Der Verwaltungsgerichtshof hat durch den Vorsitzenden Senatspräsident Dr. Gruber und die Hofräte Dr. Rigler, Dr. Bayjones, Dr. Grünstäudl und Dr. Kleiser als Richter, im Beisein des Schriftführers Mag. Crnja, über die Beschwerde der K GmbH in X, vertreten durch Hasberger Seitz Partner Rechtsanwälte GmbH in 1010 Wien, Gonzagagasse 4, gegen den Bescheid des Vergabekontrollsenates des Landes Wien vom , Zl. VKS-2726/07, betreffend Vergabenachprüfungsverfahren (mitbeteiligte Parteien: 1. X GmbH in X, vertreten durch BMA Brandstätter Rechtsanwälte GmbH in 1010 Wien, Wallnerstraße 3, und 2. Stadt Wien

p.
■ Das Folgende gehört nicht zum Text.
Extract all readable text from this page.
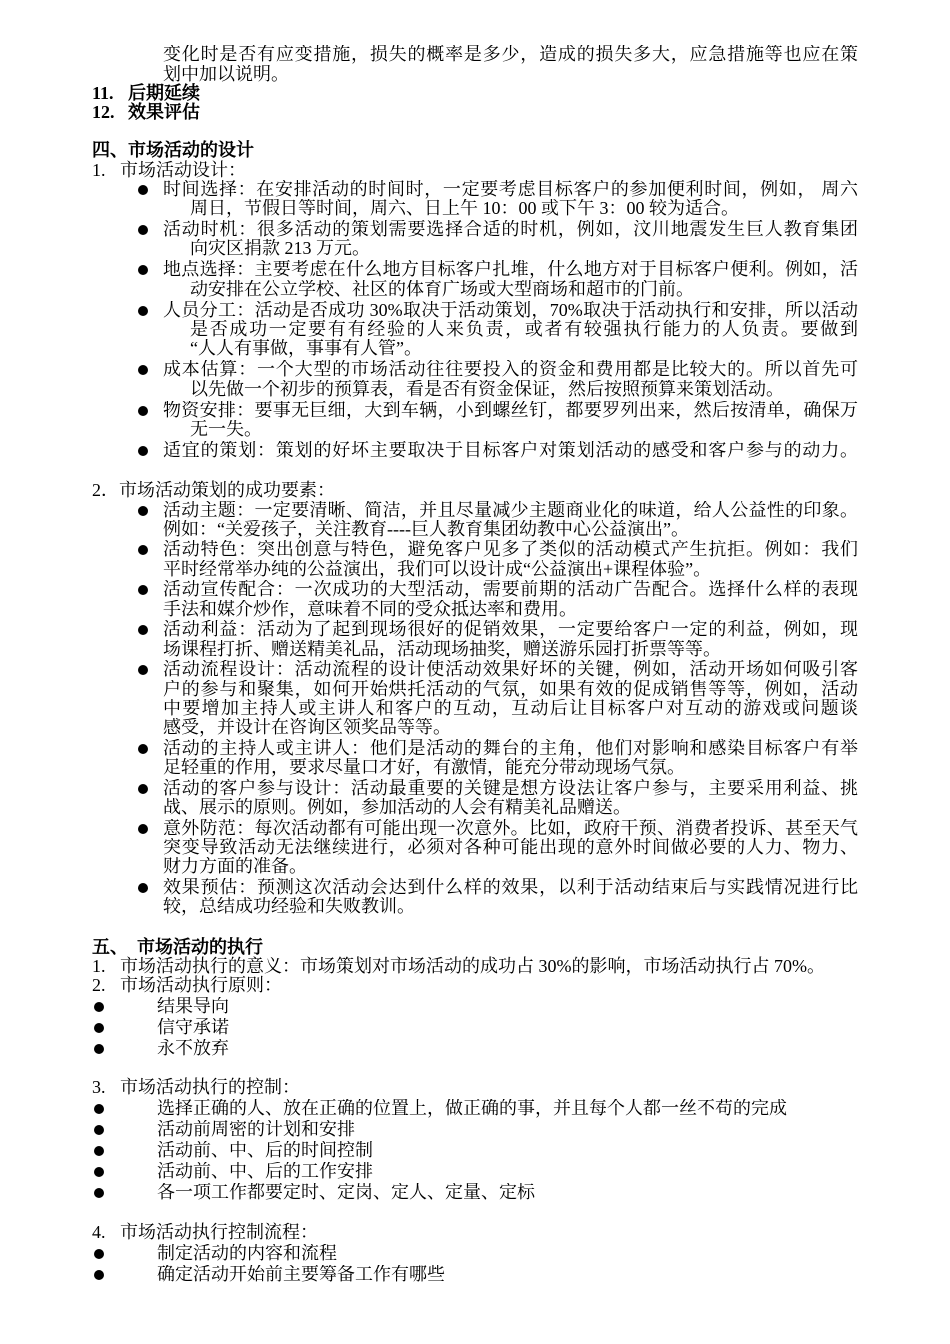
变化时是否有应变措施，损失的概率是多少，造成的损失多大，应急措施等也应在策
划中加以说明。
11. 后期延续
12. 效果评估
四、市场活动的设计
1. 市场活动设计：
时间选择：在安排活动的时间时，一定要考虑目标客户的参加便利时间，例如， 周六
周日，节假日等时间，周六、日上午 10：00 或下午 3：00 较为适合。
活动时机：很多活动的策划需要选择合适的时机，例如，汶川地震发生巨人教育集团
向灾区捐款 213 万元。
地点选择：主要考虑在什么地方目标客户扎堆，什么地方对于目标客户便利。例如，活
动安排在公立学校、社区的体育广场或大型商场和超市的门前。
人员分工：活动是否成功 30%取决于活动策划，70%取决于活动执行和安排，所以活动
是否成功一定要有有经验的人来负责，或者有较强执行能力的人负责。要做到
“人人有事做，事事有人管”。
成本估算：一个大型的市场活动往往要投入的资金和费用都是比较大的。所以首先可
以先做一个初步的预算表，看是否有资金保证，然后按照预算来策划活动。
物资安排：要事无巨细，大到车辆，小到螺丝钉，都要罗列出来，然后按清单，确保万
无一失。
适宜的策划：策划的好坏主要取决于目标客户对策划活动的感受和客户参与的动力。
2．市场活动策划的成功要素：
活动主题：一定要清晰、简洁，并且尽量减少主题商业化的味道，给人公益性的印象。
例如：“关爱孩子，关注教育----巨人教育集团幼教中心公益演出”。
活动特色：突出创意与特色，避免客户见多了类似的活动模式产生抗拒。例如：我们
平时经常举办纯的公益演出，我们可以设计成“公益演出+课程体验”。
活动宣传配合：一次成功的大型活动，需要前期的活动广告配合。选择什么样的表现
手法和媒介炒作，意味着不同的受众抵达率和费用。
活动利益：活动为了起到现场很好的促销效果，一定要给客户一定的利益，例如，现
场课程打折、赠送精美礼品，活动现场抽奖，赠送游乐园打折票等等。
活动流程设计：活动流程的设计使活动效果好坏的关键，例如，活动开场如何吸引客
户的参与和聚集，如何开始烘托活动的气氛，如果有效的促成销售等等，例如，活动
中要增加主持人或主讲人和客户的互动，互动后让目标客户对互动的游戏或问题谈
感受，并设计在咨询区领奖品等等。
活动的主持人或主讲人：他们是活动的舞台的主角，他们对影响和感染目标客户有举
足轻重的作用，要求尽量口才好，有激情，能充分带动现场气氛。
活动的客户参与设计：活动最重要的关键是想方设法让客户参与，主要采用利益、挑
战、展示的原则。例如，参加活动的人会有精美礼品赠送。
意外防范：每次活动都有可能出现一次意外。比如，政府干预、消费者投诉、甚至天气
突变导致活动无法继续进行，必须对各种可能出现的意外时间做必要的人力、物力、
财力方面的准备。
效果预估：预测这次活动会达到什么样的效果，以利于活动结束后与实践情况进行比
较，总结成功经验和失败教训。
五、  市场活动的执行
1. 市场活动执行的意义：市场策划对市场活动的成功占 30%的影响，市场活动执行占 70%。
2. 市场活动执行原则：
结果导向
信守承诺
永不放弃
3. 市场活动执行的控制：
选择正确的人、放在正确的位置上，做正确的事，并且每个人都一丝不苟的完成
活动前周密的计划和安排
活动前、中、后的时间控制
活动前、中、后的工作安排
各一项工作都要定时、定岗、定人、定量、定标
4. 市场活动执行控制流程：
制定活动的内容和流程
确定活动开始前主要筹备工作有哪些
A. Magistratsabteilung 54 in 1030 Wien, Am Modenapark 1-2), zu Recht erkannt:

Spruch

Die Beschwerde wird als unbegründet abgewiesen.

Die Beschwerdeführerin hat dem Land Wien Aufwendungen in der Höhe von EUR 610,60 sowie der erstmitbeteiligten Partei Aufwendungen in der Höhe von EUR 1.106,40 jeweils binnen zwei Wochen bei sonstiger Exekution zu ersetzen.

Begründung

Die zweitmitbeteiligte Partei hat (nach den unstrittigen Feststellungen des angefochtenen Bescheides) als öffentliche Auftraggeberin (im Folgenden: Auftraggeberin) europaweit die Anmietung von ca. 1450 Kopiergeräten für einen Zeitraum von 60 Monaten öffentlich bekannt gemacht. In den Ausschreibungsunterlagen war als Mindestanforderung an das Kopiergerät unter anderem eine Speicherkapazität von mindestens "128 MB gesamt" festgelegt.
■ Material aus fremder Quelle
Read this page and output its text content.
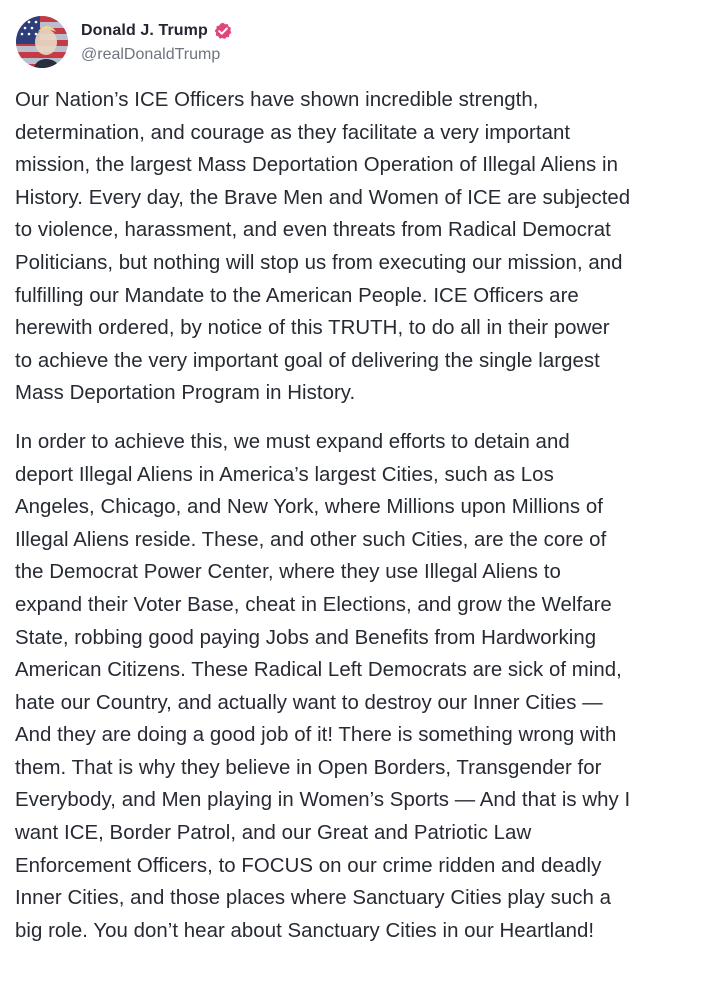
Donald J. Trump
@realDonaldTrump

Our Nation’s ICE Officers have shown incredible strength,
determination, and courage as they facilitate a very important
mission, the largest Mass Deportation Operation of Illegal Aliens in
History. Every day, the Brave Men and Women of ICE are subjected
to violence, harassment, and even threats from Radical Democrat
Politicians, but nothing will stop us from executing our mission, and
fulfilling our Mandate to the American People. ICE Officers are
herewith ordered, by notice of this TRUTH, to do all in their power
to achieve the very important goal of delivering the single largest
Mass Deportation Program in History.

In order to achieve this, we must expand efforts to detain and
deport Illegal Aliens in America’s largest Cities, such as Los
Angeles, Chicago, and New York, where Millions upon Millions of
Illegal Aliens reside. These, and other such Cities, are the core of
the Democrat Power Center, where they use Illegal Aliens to
expand their Voter Base, cheat in Elections, and grow the Welfare
State, robbing good paying Jobs and Benefits from Hardworking
American Citizens. These Radical Left Democrats are sick of mind,
hate our Country, and actually want to destroy our Inner Cities —
And they are doing a good job of it! There is something wrong with
them. That is why they believe in Open Borders, Transgender for
Everybody, and Men playing in Women’s Sports — And that is why I
want ICE, Border Patrol, and our Great and Patriotic Law
Enforcement Officers, to FOCUS on our crime ridden and deadly
Inner Cities, and those places where Sanctuary Cities play such a
big role. You don’t hear about Sanctuary Cities in our Heartland!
Die Auftraggeberin hat zunächst am eine zu Gunsten der Beschwerdeführerin lautende Zuschlagsentscheidung getroffen, welche aber mit Bescheid der belangten Behörde vom für nichtig erklärt wurde.

Im fortgesetzten Vergabeverfahren traf die Auftraggeberin am eine (neuerliche) Zuschlagsentscheidung (diesmal) zu Gunsten des Angebotes der erstmitbeteiligten Partei.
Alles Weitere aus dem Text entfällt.